For Katherine the transition from Bassey to Bach began with singing in her local church choir and it was her singing teacher who suggested she had the voice for classical music. “I didn’t know anything about classical music at that point but I gave it go and I fell in love with it. And that’s why for me it’s important to keep saying to people you don’t have to have been brought up with it, I wasn’t, I just fell in love with it. I never wanted to be a pop singer!” She smiles.

In the UK, she has also reached a whole new audience, including many younger fans, thanks to her appearances as a mentor in two series of ITV’s Popstar To Operastar.

“I think the opera world needed an image ‘shake-up’. That’s why I was really pleased to be a part of that movement.

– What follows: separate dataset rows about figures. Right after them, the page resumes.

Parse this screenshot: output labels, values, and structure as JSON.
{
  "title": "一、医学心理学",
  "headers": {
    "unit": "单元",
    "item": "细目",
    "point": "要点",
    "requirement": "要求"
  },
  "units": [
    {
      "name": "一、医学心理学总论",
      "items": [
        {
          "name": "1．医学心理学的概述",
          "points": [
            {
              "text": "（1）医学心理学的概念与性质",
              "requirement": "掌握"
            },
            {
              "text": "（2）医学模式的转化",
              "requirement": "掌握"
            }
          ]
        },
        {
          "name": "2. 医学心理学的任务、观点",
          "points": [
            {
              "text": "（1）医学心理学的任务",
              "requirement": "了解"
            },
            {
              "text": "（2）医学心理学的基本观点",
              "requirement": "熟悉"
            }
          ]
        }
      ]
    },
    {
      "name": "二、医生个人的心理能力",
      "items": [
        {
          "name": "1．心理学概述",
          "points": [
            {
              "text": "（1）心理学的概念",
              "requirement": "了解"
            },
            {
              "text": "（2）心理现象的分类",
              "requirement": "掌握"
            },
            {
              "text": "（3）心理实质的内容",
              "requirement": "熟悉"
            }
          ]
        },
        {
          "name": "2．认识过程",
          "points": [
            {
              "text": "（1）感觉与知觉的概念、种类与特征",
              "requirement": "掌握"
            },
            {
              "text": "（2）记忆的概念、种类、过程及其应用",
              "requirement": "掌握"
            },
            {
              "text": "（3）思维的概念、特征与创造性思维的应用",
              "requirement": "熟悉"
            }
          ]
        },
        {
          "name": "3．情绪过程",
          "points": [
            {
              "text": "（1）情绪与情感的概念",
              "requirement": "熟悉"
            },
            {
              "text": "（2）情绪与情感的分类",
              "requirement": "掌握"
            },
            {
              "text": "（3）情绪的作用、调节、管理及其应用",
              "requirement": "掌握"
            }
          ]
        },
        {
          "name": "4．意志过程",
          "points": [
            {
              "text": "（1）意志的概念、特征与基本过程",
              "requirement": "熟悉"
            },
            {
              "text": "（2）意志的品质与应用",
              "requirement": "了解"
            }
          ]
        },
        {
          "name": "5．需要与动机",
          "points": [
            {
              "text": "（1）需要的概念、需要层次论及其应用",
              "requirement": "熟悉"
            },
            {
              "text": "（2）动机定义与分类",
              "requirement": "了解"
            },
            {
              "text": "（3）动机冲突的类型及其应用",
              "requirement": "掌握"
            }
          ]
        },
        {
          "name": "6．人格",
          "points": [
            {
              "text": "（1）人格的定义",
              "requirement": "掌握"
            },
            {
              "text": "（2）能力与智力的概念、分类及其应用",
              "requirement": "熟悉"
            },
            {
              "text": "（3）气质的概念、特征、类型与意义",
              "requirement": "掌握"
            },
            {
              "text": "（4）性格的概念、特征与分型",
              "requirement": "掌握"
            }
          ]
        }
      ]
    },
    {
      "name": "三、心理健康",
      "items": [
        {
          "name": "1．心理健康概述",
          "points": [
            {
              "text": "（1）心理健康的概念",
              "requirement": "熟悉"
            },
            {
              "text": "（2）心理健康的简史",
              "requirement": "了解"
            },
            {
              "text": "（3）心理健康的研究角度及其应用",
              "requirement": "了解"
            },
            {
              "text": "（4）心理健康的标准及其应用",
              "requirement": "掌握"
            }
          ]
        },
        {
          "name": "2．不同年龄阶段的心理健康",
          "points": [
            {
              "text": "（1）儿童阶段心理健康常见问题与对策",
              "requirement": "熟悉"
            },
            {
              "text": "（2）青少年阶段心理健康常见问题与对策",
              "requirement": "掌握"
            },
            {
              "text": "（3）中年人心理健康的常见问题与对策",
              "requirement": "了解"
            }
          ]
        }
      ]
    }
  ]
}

When I used to talk to people of my age group many of them perceived opera as being for old or posh people. It used to really irritate me because I’m from such a normal background and I could see that people were being put off by the music because of what they thought it was all about.

“Over the years there has definitely been a change of image for the better and that’s when the music then speaks for itself. It just goes to prove that the music is good. A good singer will be able to get the feeling of it across regardless of what the language is.”

When I tell her that my daughter Ruby is an aspiring actress and singer but is disappointed at being given the role of a butterfly as opposed to the lead in her local theatre group Katherine is keen to offer her some valuable advice “Tell her that I remember one Christmas concert I was off school sick and the next day I came in and they’d taken the solo off me. I had to go through that, I was devastated.

“It’s really important to be involved in music throughout childhood. Join choirs, get involved with amateur operatic societies, enter competitions and school shows it’s all really good experience. You don’t have to win everything; I didn’t win everything I entered, it’s just about getting the experience. You don’t get anywhere without hard work and so if you put in the hard work and get yourself to be a good standard of musicianship then you’ll be as ready as you can be for if and when that lucky break happens.”

And with that it was ‘time to say goodbye’, no doubt ‘we’ll meet again.’